Novanto memang unik. Dia sangat licin dan mampu lepas dari setiap jeratan hukum. Bayangkan saja namanya bisa hilang dari vonis hakim dalam sidang E-KTP. Semua terheran-heran dan mungkin hanya Novanto dan orang-orang tertentu yang tidak. Tetapi kejadian itu tidak membuat KPK melemah tetapi tetap akan melanjutkan kasus Novanto.
Karena itu, Novanto terpaksa mengulur-ulur waktu dengan berlagak sakit-sakitan. Mengapa saya katakan berlagak?? Karena Novanto selalu saja tampil sehat dan fit kalau bukan berhubungan dengan pemeriksaan KPK. Apakah kalau tidak diperiksa Novanto akan tetap sakit-sakitan?? Saya meragukannya.

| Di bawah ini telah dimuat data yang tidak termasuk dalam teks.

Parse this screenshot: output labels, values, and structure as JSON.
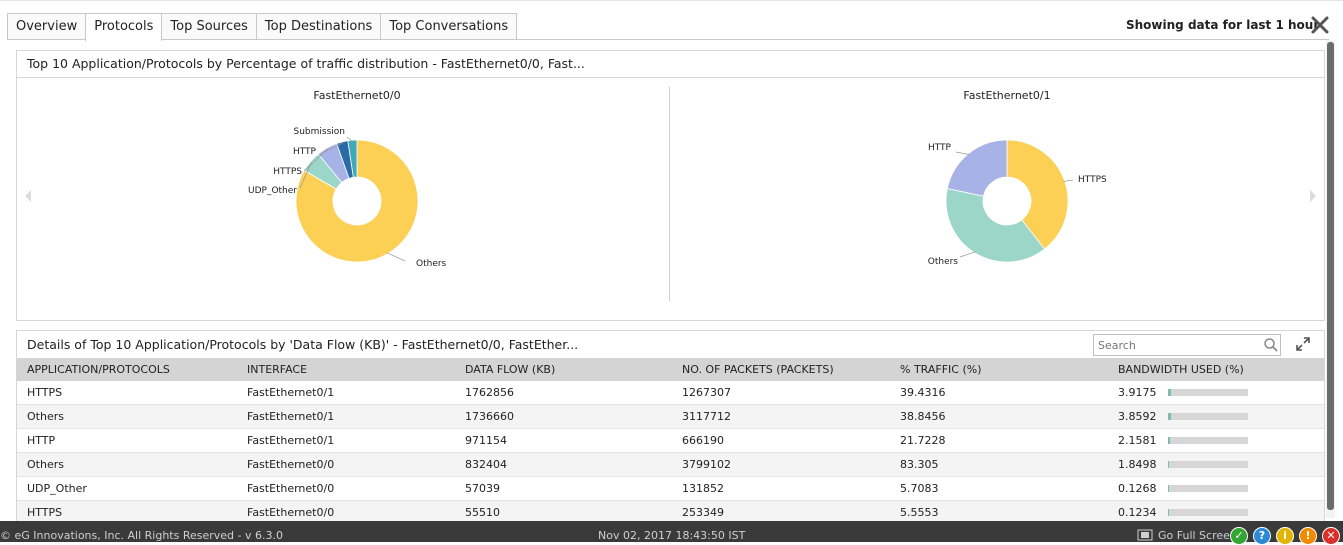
{
  "tabs": [
    {
      "label": "Overview",
      "active": false
    },
    {
      "label": "Protocols",
      "active": true
    },
    {
      "label": "Top Sources",
      "active": false
    },
    {
      "label": "Top Destinations",
      "active": false
    },
    {
      "label": "Top Conversations",
      "active": false
    }
  ],
  "header": {
    "showing_text": "Showing data for last 1 hour",
    "close_icon": "close-icon"
  },
  "chart_panel": {
    "title": "Top 10 Application/Protocols by Percentage of traffic distribution - FastEthernet0/0, Fast..."
  },
  "chart_data": [
    {
      "type": "pie",
      "title": "FastEthernet0/0",
      "labels": [
        "Others",
        "UDP_Other",
        "HTTPS",
        "HTTP",
        "Submission"
      ],
      "values": [
        83.305,
        5.7083,
        5.5553,
        3.0,
        2.4
      ],
      "colors": [
        "#fccf55",
        "#9bd6c9",
        "#a7b2e7",
        "#2c6aa8",
        "#41aab9"
      ],
      "donut": true
    },
    {
      "type": "pie",
      "title": "FastEthernet0/1",
      "labels": [
        "HTTPS",
        "Others",
        "HTTP"
      ],
      "values": [
        39.4316,
        38.8456,
        21.7228
      ],
      "colors": [
        "#fccf55",
        "#9bd6c9",
        "#a7b2e7"
      ],
      "donut": true
    }
  ],
  "details": {
    "title": "Details of Top 10 Application/Protocols by 'Data Flow (KB)' - FastEthernet0/0, FastEther...",
    "search_placeholder": "Search",
    "columns": [
      "APPLICATION/PROTOCOLS",
      "INTERFACE",
      "DATA FLOW (KB)",
      "NO. OF PACKETS (PACKETS)",
      "% TRAFFIC (%)",
      "BANDWIDTH USED (%)"
    ],
    "rows": [
      {
        "app": "HTTPS",
        "iface": "FastEthernet0/1",
        "flow": "1762856",
        "packets": "1267307",
        "traffic": "39.4316",
        "bw": "3.9175",
        "bw_fraction": 0.039
      },
      {
        "app": "Others",
        "iface": "FastEthernet0/1",
        "flow": "1736660",
        "packets": "3117712",
        "traffic": "38.8456",
        "bw": "3.8592",
        "bw_fraction": 0.039
      },
      {
        "app": "HTTP",
        "iface": "FastEthernet0/1",
        "flow": "971154",
        "packets": "666190",
        "traffic": "21.7228",
        "bw": "2.1581",
        "bw_fraction": 0.022
      },
      {
        "app": "Others",
        "iface": "FastEthernet0/0",
        "flow": "832404",
        "packets": "3799102",
        "traffic": "83.305",
        "bw": "1.8498",
        "bw_fraction": 0.018
      },
      {
        "app": "UDP_Other",
        "iface": "FastEthernet0/0",
        "flow": "57039",
        "packets": "131852",
        "traffic": "5.7083",
        "bw": "0.1268",
        "bw_fraction": 0.0013
      },
      {
        "app": "HTTPS",
        "iface": "FastEthernet0/0",
        "flow": "55510",
        "packets": "253349",
        "traffic": "5.5553",
        "bw": "0.1234",
        "bw_fraction": 0.0012
      }
    ]
  },
  "footer": {
    "copyright": "© eG Innovations, Inc. All Rights Reserved - v 6.3.0",
    "datetime": "Nov 02, 2017 18:43:50 IST",
    "fullscreen_label": "Go Full Screen",
    "status_icons": [
      {
        "name": "ok-status-icon",
        "glyph": "✓",
        "color": "#33a532"
      },
      {
        "name": "help-status-icon",
        "glyph": "?",
        "color": "#2a8ad6"
      },
      {
        "name": "info-status-icon",
        "glyph": "i",
        "color": "#e0b400"
      },
      {
        "name": "warning-status-icon",
        "glyph": "!",
        "color": "#f08b00"
      },
      {
        "name": "critical-status-icon",
        "glyph": "✕",
        "color": "#d9302a"
      }
    ]
  }
}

Itulah mengapa ketika Sekretaris Jenderal Partai Golkar Idrus Marham mengantar surat pernyataan sakit Ketua DPR Setya Novanto ke Komisi Pemberantasan Korupsi, saya hanya senyam senyum tanda curiga. Kalau memang sakitnya serius, maka saya anjurkan Novanto istirahat total saja. Jangan dipaksa terus beraktivitas.
Kalau memang benar sakit parah vertigonya, maka Novanto tidak ada pilihan lain selain mengundurkan diri dari jabatan Ketua DPR. Bahkan kalau bisa mundur saja juga jadi anggota DPR. Kalau jadi Ketua Umum Golkar tidak jadi persoalan kalau masih mau menjabat. Toh, ada Ketua Harian yang bisa tangani. Tetapi kalau jadi Ketua DPR dan anggota DPR, saya pikir lebih baik yang masih produktif.
Malu sekali rasanya kalau kita lihat begitu menyedihkannya kondisi Ketua DPR yang sakit-sakitan. Ataukah ini adalah sebuah gambaran memang DPR juga kondisinya sedang sakit-sakitan?? Bukannya berfungsi menyelamatkan dan memajukan negeri, tetapi malah menjadi pesakitan dengan mereproduksi rutin para koruptor pencuri uang pembangunan.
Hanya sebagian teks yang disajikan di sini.